WHO'D you bet would be the most uncouth?

A 20-year-old footballer, quizzed by the media after a shameful red card while representing his team in the League Cup final?

Or a respected national treasure, at the age of 83, reading at a charity carol service?

Park your prejudices and place your bets... Well done all of those who stuck a fiver on the latter for you have kept your cash and just as well, for the season of goodwill and gross spending is upon us.

For those of you confident it would be the former, nae luck, cash preferred but cheques will be received.

Such was the delight of Celtic's Jeremie Frimpong on Sunday at the success of his team that even Rangers fans were praising the young right back for his bright eyed charm.

Frimpong, little more than a schoolboy, had been sent off during the Old Firm (or not Old Firm, depending on how you feel about such things, don't @ me) game but in his post-match interview behaved like a kid who's accidentally broken a window and can't believe he's getting away with it.

He was so excited, so lacking in cynicism and so polite that his opening gambit to a BBC sports reporter was to exclaim "Oh my days!"

Oh my days indeed. And oh my days was just how he'd played on the pitch. It was a great shame he was sent off, having been the only Celtic player apart from the goalie to really perform up to that point - and he performed in the same enthusiastic style - free, enthusiastic, recklessly creative.

Let's hope he keeps up his most natural of charm offensives and doesn't become boringly predictable or jaded in future interviews.

From the delight of young Frimpong to the disgrace of our Brian Blessed, who finished his turn at the altar then tripped and fell.

"F**k!" rang out one of Britain's most famous vocal timbres into the vaulted sacredness of St Giles-in-the-Fields. What would Santa say?

Mr Blessed escaped with nothing physical other than a scraped knee but he's already been transferred onto the Naughty List and a lump of coal awaits him.

I make this comparison to prove a point, that point being that age is no barrier and little influence to good manners or the lack thereof.

And I make this comparison at this point because of yet another boring survey that has been interpreted as meaning Millennials are the scourge of the earth. Give us a break. I mean, seriously, give us a break.

While Frimpong just makes the cut off for being a lower aged Millennial, at the other end of the age spectrum is the new Prime Minister of Finland.

When Social Democrat Sanna Marin is sworn in at the head of a coalition whose four other parties are all led by women, she will be the world's youngest serving prime minister.

Not only are the four other Finnish parties led by women, three of those women are in their 30s - Li Anderson, 32, who heads the the Left Alliance; Maria Ohisalo, 34, of the the Green League; and Katri Kulmuni, 32, from the Centre party, who was named finance minister on Monday.

Marin will be the Nordic country's youngest ever head of government but says she hasn't given any thought to her age or gender but rather prefers to focus on the politics.

How are her manners though?
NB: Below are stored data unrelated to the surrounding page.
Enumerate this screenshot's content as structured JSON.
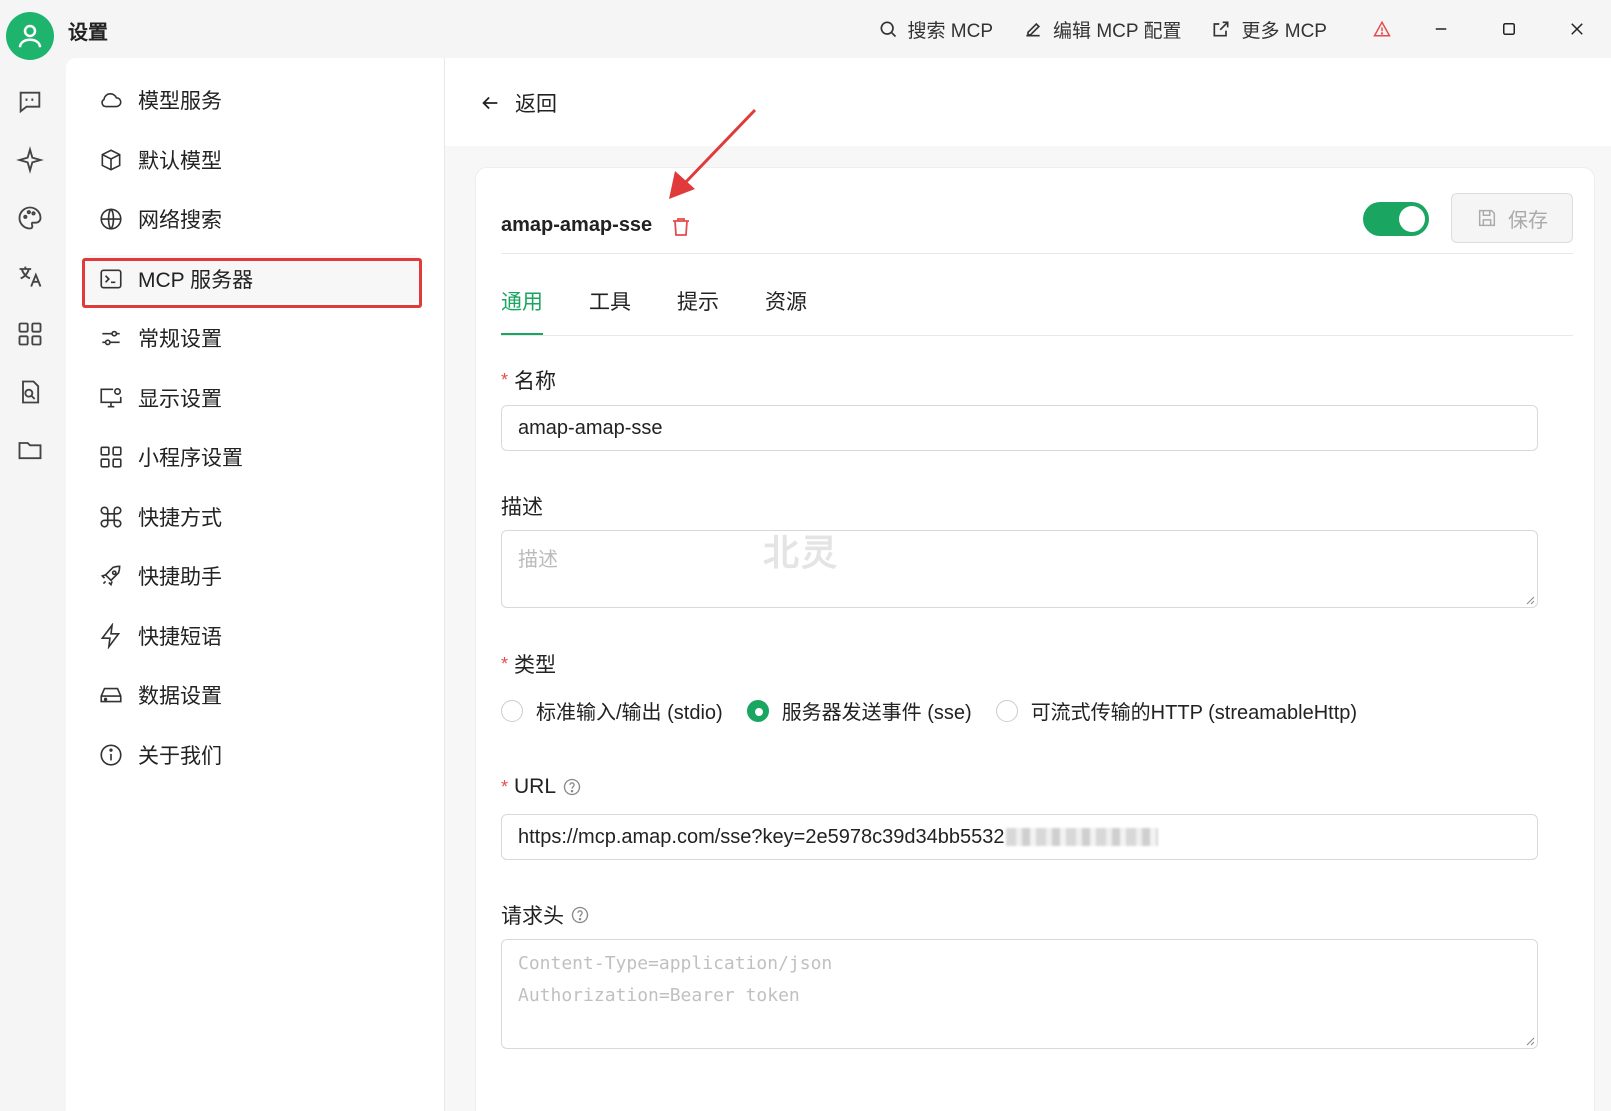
{
  "window": {
    "title": "设置",
    "actions": [
      {
        "label": "搜索 MCP",
        "icon": "search-icon"
      },
      {
        "label": "编辑 MCP 配置",
        "icon": "edit-icon"
      },
      {
        "label": "更多 MCP",
        "icon": "external-link-icon"
      }
    ]
  },
  "rail": [
    "chat-icon",
    "sparkle-icon",
    "palette-icon",
    "translate-icon",
    "apps-icon",
    "file-search-icon",
    "folder-icon"
  ],
  "menu": {
    "items": [
      {
        "label": "模型服务",
        "icon": "cloud-icon"
      },
      {
        "label": "默认模型",
        "icon": "cube-icon"
      },
      {
        "label": "网络搜索",
        "icon": "globe-icon"
      },
      {
        "label": "MCP 服务器",
        "icon": "terminal-icon",
        "active": true
      },
      {
        "label": "常规设置",
        "icon": "sliders-icon"
      },
      {
        "label": "显示设置",
        "icon": "monitor-icon"
      },
      {
        "label": "小程序设置",
        "icon": "grid-icon"
      },
      {
        "label": "快捷方式",
        "icon": "command-icon"
      },
      {
        "label": "快捷助手",
        "icon": "rocket-icon"
      },
      {
        "label": "快捷短语",
        "icon": "zap-icon"
      },
      {
        "label": "数据设置",
        "icon": "drive-icon"
      },
      {
        "label": "关于我们",
        "icon": "info-icon"
      }
    ]
  },
  "main": {
    "back_label": "返回",
    "server_name": "amap-amap-sse",
    "enabled": true,
    "save_label": "保存",
    "tabs": [
      "通用",
      "工具",
      "提示",
      "资源"
    ],
    "active_tab": "通用",
    "form": {
      "name_label": "名称",
      "name_value": "amap-amap-sse",
      "desc_label": "描述",
      "desc_placeholder": "描述",
      "type_label": "类型",
      "type_options": [
        "标准输入/输出 (stdio)",
        "服务器发送事件 (sse)",
        "可流式传输的HTTP (streamableHttp)"
      ],
      "type_selected": "服务器发送事件 (sse)",
      "url_label": "URL",
      "url_value": "https://mcp.amap.com/sse?key=2e5978c39d34bb5532",
      "headers_label": "请求头",
      "headers_placeholder_line1": "Content-Type=application/json",
      "headers_placeholder_line2": "Authorization=Bearer token"
    },
    "watermark": "北灵"
  },
  "colors": {
    "accent": "#1aa560",
    "required": "#e34d4d",
    "annotation": "#e03a3a"
  }
}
Will they let the side down by bent of her being in the Millennial age category.

It's interesting how youth is praised and fetishised on the one hand, yet one particular group of people is demonised on the other hand.

Is there nothing we can do to win the older folk round, I wonder? Surely playing for popular football teams and leading entire countries is enough to shake off the looming shadow of the avocado, a source of scorn that dogs us wherever we go.
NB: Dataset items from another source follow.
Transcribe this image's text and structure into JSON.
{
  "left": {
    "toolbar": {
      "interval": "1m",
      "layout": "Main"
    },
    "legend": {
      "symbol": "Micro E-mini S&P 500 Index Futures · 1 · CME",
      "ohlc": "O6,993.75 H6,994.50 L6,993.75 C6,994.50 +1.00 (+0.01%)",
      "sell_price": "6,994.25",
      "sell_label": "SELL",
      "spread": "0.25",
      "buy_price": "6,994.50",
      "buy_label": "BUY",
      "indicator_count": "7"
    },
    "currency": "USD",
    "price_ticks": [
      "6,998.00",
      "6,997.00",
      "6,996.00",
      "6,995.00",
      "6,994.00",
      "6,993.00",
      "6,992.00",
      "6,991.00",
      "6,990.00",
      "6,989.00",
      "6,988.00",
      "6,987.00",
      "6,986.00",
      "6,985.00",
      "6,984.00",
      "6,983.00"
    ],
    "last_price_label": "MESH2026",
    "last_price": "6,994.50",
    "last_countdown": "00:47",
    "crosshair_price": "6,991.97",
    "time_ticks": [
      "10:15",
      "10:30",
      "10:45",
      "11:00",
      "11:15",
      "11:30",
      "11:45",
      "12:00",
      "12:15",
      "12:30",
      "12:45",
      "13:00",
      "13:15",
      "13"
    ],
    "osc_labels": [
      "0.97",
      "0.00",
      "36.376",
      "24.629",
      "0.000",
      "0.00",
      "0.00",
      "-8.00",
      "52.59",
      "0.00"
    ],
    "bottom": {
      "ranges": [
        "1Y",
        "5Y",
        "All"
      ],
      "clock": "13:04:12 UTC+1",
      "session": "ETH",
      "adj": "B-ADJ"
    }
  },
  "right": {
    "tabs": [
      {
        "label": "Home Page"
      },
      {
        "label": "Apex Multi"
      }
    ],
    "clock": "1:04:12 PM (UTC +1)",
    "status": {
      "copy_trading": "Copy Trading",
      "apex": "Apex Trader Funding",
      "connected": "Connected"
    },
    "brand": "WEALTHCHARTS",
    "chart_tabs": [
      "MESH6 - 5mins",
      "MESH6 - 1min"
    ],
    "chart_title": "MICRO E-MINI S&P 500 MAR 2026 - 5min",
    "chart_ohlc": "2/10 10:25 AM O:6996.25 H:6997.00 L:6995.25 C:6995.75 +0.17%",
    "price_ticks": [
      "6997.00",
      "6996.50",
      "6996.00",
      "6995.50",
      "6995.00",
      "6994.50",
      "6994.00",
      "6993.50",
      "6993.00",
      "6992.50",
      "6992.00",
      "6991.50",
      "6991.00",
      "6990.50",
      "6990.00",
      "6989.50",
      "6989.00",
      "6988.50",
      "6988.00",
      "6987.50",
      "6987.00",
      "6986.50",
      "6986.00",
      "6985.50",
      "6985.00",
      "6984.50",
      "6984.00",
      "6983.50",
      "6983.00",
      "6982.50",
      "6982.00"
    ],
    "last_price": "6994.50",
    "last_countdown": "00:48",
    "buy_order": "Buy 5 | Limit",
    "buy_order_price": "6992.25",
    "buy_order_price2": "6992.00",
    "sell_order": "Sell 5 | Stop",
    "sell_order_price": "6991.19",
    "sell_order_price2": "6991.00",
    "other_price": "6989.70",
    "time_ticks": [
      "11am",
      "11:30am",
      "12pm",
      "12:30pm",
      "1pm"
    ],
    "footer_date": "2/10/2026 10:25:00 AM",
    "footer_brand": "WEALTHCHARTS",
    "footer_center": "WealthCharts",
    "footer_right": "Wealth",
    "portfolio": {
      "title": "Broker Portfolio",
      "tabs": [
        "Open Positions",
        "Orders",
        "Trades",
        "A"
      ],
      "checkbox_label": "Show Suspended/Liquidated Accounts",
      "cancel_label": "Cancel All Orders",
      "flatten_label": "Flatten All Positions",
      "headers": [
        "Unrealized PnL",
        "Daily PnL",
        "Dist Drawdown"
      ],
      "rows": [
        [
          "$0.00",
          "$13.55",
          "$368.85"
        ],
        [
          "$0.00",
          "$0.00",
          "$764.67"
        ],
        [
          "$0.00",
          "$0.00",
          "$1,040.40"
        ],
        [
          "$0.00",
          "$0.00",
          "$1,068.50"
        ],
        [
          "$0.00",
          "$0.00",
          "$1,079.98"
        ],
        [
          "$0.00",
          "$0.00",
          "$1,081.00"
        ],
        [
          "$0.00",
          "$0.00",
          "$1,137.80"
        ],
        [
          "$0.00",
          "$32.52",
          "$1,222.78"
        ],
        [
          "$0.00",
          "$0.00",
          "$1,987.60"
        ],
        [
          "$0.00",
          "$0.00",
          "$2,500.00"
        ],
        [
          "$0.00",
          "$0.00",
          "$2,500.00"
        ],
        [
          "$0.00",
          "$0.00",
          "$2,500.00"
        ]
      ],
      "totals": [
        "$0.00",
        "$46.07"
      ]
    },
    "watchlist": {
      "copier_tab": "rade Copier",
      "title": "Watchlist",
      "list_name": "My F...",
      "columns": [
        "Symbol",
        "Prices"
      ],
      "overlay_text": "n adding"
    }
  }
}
The survey in question suggests that Millennials believe traditional manners are "outdated". Just 16 per cent believe putting elbows on the dinner table is rude, for example.
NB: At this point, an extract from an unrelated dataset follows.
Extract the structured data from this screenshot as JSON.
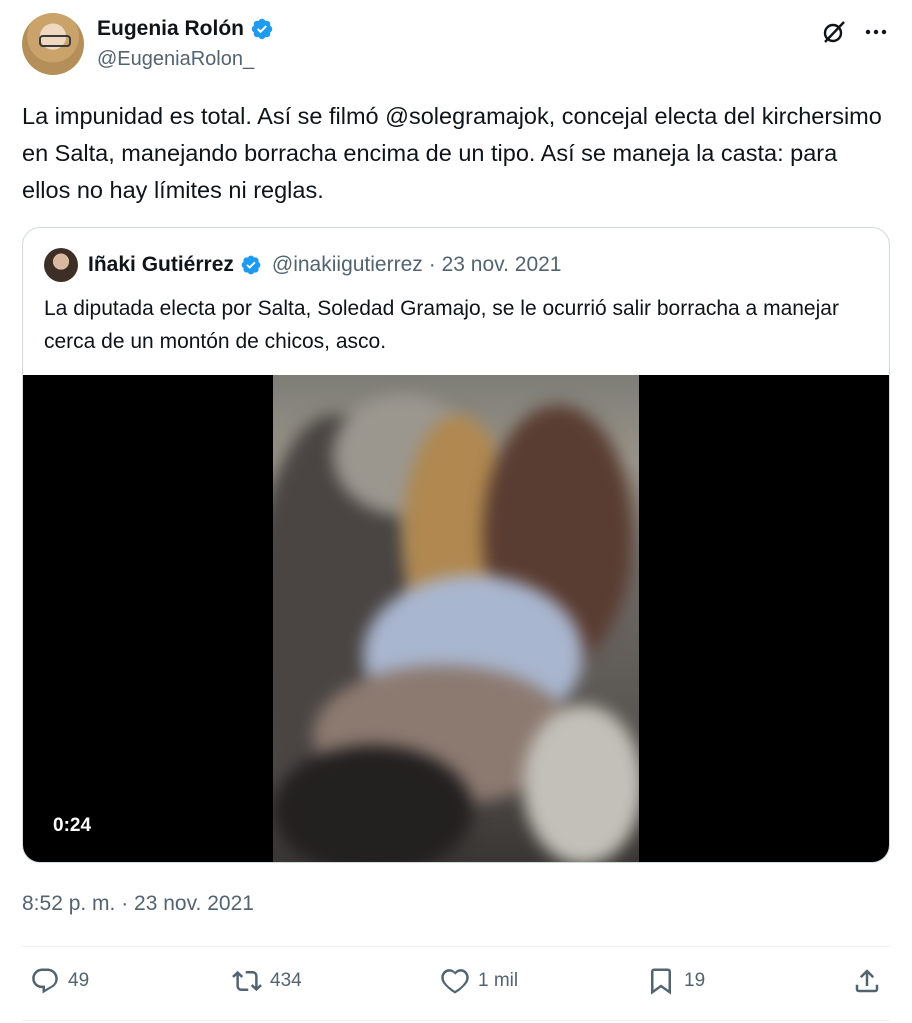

Well, we can't believe that's rude, can we, as we need to rest our elbows somewhere while holding our mobile phones and Instagramming our dinner.

Some 53 per cent don't say "bless you" when someone sneezes. This, in particular, is a disaster. Think of all those souls separated from their bodies and no one intervening to stop the devil snatching them up. Appalling.

While I'm being facetious here, I do value manners. We say sorry far too often as a society and usually at the wrong things, but etiquette is vital for the smooth running of society.

I just don't believe good manners are the preserve of older generations and these Millennial-attacking pieces? Plain rude.